For 17 years, I have been searching for the cause of this feeling. Why, on that day, do I feel this weight in my heart? Why does my soul contract itself in my chest? Why do I sense as if death has made one more step towards me? Why does a violent affection, towards the people I love, embrace my heart and demand to be visible through words in an email or a conversation over a phone? Why, on that day, do I perceive this world to be gentler and harsher at the same time? Why do I feel peace and surrender to the beloved ones and deep regret about myself, my story, my journey and my disgusted look at life? Why, during these 24 hours, does my fear of leaving and going far grow bigger and become an obsession? Why do the tears stand in ambush at the windows of my eyes and the chokes settle at the bottom of my throat, without ever a tear being shed or choke being uttered?

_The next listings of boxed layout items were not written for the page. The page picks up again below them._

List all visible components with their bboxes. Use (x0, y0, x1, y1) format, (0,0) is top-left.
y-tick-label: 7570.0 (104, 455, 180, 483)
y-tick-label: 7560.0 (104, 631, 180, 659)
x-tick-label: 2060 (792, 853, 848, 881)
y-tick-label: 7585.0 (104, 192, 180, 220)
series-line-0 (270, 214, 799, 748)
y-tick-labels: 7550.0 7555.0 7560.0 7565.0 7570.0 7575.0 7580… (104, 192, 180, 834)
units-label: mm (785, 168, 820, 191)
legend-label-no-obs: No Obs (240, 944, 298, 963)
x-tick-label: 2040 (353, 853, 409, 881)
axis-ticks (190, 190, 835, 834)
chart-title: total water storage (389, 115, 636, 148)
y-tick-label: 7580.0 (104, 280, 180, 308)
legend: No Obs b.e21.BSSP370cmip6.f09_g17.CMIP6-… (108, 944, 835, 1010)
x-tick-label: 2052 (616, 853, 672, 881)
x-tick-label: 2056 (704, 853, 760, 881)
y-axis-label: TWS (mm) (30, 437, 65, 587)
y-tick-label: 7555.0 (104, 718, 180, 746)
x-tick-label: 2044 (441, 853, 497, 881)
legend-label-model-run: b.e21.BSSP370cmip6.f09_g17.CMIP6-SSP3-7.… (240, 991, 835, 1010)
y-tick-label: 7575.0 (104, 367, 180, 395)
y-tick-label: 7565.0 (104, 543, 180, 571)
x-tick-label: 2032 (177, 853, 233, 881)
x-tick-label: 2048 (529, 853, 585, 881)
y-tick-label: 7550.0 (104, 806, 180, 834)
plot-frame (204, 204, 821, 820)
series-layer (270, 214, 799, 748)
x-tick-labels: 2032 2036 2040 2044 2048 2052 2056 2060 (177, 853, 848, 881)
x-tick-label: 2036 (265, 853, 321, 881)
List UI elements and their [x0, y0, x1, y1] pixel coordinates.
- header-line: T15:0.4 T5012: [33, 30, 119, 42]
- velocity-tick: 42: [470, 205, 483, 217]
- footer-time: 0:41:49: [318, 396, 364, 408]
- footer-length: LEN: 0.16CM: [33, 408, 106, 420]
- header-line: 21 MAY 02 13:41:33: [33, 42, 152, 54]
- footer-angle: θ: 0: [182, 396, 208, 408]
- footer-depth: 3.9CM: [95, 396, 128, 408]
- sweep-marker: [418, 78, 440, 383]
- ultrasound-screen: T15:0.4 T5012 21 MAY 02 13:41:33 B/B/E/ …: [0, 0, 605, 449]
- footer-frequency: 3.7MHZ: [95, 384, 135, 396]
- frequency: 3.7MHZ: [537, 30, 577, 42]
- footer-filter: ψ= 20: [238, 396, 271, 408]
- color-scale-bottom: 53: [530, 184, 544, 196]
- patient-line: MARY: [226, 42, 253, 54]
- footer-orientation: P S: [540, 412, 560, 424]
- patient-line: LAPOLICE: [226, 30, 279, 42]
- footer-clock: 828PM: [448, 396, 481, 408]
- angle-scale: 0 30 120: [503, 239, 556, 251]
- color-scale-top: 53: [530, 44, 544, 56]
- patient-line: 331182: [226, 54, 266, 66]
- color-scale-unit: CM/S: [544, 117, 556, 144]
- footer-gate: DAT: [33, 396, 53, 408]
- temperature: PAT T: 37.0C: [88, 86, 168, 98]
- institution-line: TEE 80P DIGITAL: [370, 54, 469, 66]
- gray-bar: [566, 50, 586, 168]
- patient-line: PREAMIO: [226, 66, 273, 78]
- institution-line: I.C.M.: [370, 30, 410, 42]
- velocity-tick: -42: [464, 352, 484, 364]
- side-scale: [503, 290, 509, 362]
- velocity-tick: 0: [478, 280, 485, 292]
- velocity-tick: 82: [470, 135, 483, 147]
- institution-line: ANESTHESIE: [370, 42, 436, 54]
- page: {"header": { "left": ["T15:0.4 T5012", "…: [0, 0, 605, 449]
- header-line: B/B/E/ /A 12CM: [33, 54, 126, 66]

Why? Why? Why? I have tried to find a satisfactory answer to these questions for 17 years with no avail, up until that 2nd of April in 2002 when I exited my house, heading towards the plaza to find a taxi that will take me to the airport. After making three steps on the sidewalk, my five senses were overwhelmed with a variety of sensations, the sounds of the birds singing joyfully with the same strength and rhythm as the grasshopper summer songs, the fragrances of flowers reminding me the smell of the sweating basilica under the heat of the midday sun, the humid and velvety breeze carrying with it the memory of another place, it hurts me to recall its name, a bright light emanating from the sky, warming the faces of the passing by, and finally the taste of coffee I drank before I left mixed with the taste of my lover lips. When all these sensations engulfed me, like a prophetic vision or a poetic inspiration, I suddenly knew why! Yes, after 17 years, in this moment, on that day in 2002, the secret of the first warm day of the year revealed itself to me. Yes, I finally know why this day sends in my soul all these feelings and all this sadness.
But in reality, I wish I didn’t discover that secret. This discovery has not kept away from me the ghosts of that day. It has had quite the opposite effect. Now, and every year since, I welcome this first beautiful warm spring day with greater fear, greater anxiety and a greater sadness.